You end up with not exactly an intentional bureaucracy, but one where the idea of fairness from somehow "objective" numbers becomes a focus.
This kind of works at this scale, because you need to have a way to abstract and reason about the capabilitys of far too many people than you can know individually.
The training and materials don't scale down though, so you get someone trying to apply metric driven performance in cases where it just doesn't fit.
It's generally "ok" for big business, because projects at this scale can survive on rigid organisation, simply because achieving anything at that scale is a challenge enough to be valuable.
Occasionally you see inspired leadership, but every level of management it has to go through erodes it. It's part of why it's so rare for a big company to produce anything unusualy good at scale, it takes a real alignment of stars.
> I'm doing the same, or at least trying to do it.
This post gives me hope as someone with ADD. I have a MTHFR mutation and cross-dominant eye, with a little autism spectrum, psychosis, OCD tendencies, depression, injury, sleep apnea, and insomnia.
I recommend eggs, spinach, potentially fasting, walking, and maybe some kind of fidget device.
I also recommend giving yourself a little slack.
If you’re like me, we don’t belong. We’re pirates when it comes to what’s expected of us. We don’t fit in. We’re made that way. We go all out until we can’t, and then we don’t until we do again. We’re hard on everything, but we care immensely and at the same time, we can’t feel. We exist to be that agent of randomness that does the unexpected thing that saves everyone that one time in a thousand.
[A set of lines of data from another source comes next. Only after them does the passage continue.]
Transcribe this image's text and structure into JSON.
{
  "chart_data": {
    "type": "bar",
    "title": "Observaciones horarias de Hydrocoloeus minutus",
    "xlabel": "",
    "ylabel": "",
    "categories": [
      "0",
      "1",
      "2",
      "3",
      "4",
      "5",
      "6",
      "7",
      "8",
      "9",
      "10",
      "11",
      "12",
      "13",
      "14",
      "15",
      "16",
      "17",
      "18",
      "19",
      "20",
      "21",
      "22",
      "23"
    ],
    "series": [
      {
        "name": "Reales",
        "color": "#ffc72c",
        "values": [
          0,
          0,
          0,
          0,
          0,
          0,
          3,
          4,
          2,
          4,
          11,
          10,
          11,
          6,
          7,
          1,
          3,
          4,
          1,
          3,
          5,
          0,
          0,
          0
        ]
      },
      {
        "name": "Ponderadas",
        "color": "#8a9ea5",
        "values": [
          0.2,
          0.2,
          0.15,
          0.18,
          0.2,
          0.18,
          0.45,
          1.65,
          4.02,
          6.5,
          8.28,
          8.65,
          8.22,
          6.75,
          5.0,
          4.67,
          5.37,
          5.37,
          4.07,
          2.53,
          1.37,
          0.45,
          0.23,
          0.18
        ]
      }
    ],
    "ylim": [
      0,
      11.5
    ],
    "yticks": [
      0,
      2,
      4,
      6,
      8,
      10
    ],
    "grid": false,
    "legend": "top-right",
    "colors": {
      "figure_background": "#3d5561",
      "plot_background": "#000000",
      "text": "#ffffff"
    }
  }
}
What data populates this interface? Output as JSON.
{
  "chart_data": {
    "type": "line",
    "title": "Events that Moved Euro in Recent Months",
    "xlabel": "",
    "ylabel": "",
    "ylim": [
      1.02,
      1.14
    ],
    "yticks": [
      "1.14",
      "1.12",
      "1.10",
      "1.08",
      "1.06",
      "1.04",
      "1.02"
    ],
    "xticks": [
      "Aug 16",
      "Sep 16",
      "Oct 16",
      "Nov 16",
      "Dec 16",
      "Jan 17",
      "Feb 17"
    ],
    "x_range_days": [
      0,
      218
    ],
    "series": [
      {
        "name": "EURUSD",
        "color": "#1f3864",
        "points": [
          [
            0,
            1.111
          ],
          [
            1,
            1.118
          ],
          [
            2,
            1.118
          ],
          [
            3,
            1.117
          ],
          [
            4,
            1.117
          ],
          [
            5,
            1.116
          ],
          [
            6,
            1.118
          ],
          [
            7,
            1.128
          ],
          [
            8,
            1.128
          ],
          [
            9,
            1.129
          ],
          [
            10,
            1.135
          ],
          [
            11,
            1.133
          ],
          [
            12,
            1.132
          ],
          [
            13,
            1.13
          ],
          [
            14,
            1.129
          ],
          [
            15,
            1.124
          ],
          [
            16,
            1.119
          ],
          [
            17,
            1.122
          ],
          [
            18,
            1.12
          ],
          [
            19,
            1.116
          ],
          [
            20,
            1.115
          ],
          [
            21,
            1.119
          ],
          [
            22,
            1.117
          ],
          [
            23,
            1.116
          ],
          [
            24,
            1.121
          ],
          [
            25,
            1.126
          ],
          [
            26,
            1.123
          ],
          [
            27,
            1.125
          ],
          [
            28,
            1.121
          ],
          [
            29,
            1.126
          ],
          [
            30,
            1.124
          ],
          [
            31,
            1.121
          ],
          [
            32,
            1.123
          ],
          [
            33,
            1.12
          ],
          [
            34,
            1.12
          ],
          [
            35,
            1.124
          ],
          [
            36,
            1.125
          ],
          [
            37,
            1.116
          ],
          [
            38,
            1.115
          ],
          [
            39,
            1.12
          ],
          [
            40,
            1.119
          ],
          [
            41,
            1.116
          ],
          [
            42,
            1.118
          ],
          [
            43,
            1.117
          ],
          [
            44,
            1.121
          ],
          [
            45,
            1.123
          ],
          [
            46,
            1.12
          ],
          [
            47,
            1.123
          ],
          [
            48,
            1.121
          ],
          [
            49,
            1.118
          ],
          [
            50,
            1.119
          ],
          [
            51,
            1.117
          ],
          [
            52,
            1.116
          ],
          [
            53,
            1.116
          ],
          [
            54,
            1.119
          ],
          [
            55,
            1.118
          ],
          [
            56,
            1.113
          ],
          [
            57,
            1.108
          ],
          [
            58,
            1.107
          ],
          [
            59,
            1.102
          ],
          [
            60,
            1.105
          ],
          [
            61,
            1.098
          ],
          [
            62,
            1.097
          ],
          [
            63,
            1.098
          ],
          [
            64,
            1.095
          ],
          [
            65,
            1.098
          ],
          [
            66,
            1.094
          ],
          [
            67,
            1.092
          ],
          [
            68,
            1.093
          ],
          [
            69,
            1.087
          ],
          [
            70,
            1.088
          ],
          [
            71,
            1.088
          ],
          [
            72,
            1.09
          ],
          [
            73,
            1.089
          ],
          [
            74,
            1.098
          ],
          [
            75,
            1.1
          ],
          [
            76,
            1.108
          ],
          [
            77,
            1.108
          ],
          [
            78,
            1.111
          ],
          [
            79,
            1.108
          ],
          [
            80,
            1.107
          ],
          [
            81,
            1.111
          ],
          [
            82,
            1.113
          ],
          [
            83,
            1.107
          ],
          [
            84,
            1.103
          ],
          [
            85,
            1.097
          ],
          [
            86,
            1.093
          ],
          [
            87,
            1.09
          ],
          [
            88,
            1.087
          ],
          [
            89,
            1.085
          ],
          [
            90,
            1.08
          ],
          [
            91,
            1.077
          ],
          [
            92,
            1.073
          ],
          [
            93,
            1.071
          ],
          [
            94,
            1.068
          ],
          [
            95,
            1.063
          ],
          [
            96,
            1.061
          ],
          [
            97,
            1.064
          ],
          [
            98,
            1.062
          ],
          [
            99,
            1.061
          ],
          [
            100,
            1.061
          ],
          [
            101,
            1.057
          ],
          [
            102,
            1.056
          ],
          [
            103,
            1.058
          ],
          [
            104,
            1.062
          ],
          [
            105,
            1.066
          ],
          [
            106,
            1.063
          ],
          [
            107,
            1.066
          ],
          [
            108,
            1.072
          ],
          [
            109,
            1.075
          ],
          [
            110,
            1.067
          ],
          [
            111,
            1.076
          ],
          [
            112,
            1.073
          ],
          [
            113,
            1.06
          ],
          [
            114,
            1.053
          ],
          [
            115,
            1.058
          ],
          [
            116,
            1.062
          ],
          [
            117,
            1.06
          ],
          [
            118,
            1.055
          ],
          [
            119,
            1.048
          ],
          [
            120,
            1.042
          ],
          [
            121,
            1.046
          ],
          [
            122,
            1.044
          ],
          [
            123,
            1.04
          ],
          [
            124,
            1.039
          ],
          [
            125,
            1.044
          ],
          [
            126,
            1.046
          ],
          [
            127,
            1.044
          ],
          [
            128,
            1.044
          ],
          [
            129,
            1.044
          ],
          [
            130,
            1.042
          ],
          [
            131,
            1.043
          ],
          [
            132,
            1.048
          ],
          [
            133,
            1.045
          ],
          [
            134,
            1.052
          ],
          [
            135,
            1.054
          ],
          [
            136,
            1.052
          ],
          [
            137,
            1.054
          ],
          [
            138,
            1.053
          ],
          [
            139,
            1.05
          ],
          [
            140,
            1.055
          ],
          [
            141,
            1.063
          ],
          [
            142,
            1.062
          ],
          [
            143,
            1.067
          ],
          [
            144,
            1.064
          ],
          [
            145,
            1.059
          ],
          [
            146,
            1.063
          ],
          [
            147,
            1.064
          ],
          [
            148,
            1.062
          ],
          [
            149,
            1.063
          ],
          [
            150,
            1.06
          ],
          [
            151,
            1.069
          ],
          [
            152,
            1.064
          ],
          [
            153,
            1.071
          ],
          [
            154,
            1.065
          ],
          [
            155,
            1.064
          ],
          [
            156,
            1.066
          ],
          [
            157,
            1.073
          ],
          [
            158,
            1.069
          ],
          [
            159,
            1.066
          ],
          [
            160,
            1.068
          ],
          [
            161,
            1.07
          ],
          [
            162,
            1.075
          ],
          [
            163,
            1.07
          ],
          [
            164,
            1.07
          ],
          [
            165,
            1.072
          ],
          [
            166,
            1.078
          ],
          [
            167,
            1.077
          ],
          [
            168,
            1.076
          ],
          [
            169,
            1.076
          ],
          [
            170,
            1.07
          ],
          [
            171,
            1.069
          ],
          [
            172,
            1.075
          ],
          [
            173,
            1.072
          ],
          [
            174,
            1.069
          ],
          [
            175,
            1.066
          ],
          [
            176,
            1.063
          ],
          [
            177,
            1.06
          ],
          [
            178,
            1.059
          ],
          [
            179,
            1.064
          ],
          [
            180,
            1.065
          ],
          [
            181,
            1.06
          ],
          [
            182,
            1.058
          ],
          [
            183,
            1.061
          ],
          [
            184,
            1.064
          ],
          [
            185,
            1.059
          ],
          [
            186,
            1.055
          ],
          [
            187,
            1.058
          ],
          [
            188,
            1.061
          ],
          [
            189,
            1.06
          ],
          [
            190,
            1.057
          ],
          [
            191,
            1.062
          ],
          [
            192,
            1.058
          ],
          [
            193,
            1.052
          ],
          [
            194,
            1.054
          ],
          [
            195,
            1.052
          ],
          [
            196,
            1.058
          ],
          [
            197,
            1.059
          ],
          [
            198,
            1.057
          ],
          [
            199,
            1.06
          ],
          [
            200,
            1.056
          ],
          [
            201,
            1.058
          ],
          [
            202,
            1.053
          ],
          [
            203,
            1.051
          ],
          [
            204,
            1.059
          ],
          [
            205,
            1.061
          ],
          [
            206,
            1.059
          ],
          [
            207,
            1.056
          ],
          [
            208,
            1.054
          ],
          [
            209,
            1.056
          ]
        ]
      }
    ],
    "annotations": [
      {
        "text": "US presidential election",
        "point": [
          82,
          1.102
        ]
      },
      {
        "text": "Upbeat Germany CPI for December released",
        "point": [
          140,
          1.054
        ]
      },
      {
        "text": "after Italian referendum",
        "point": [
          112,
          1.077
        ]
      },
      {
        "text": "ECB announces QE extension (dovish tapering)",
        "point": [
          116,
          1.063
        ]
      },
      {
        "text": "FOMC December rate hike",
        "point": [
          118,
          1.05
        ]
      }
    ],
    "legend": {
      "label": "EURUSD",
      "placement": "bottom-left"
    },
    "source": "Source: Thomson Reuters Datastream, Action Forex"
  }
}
Im a fellow pirate and yes eggs, spinach, etc. help me.
As does neurally dense music.
I no longer have a micromanager boss.
My life is better as long as I see a flotilla of non-sense to raid and an idea I get the silent treatment on.
This is a latent stress reduction mechanism which takes over to do many things which may be located is to relax automatically. This gives a physical we!!being.
Worst periods for me were when I had one clear, important goal, not particularly hard but hairy, and nothing else to do, sometimes because I myself cleared it up. I could spend months doing nothing useful, and end up very, very tired and burnt up.
I also several times had a conversation with managers, whom I told that I'd rather work on something very urgent, or otherwise give me something NOT (really) urgent and a big murky area of things to clear out which no one else knows how to deal with. That something won't probably be done, but that area will be improved a lot in creative ways. Typical managers' responses have been trying to micromanage my time up to personal hourly schedules, morning and evening personal reports, and scold me if I did anything out of the order of the list of priorities they imposed on me. Exactly the opposite of what's needed for me to be productive. And of course "let's just try that, and I'm not asking."
Next time I'll see such a response, I probably will quit on the spot; this is unbelievably cruel.
But it looks like the secret of the author is: just work in academia.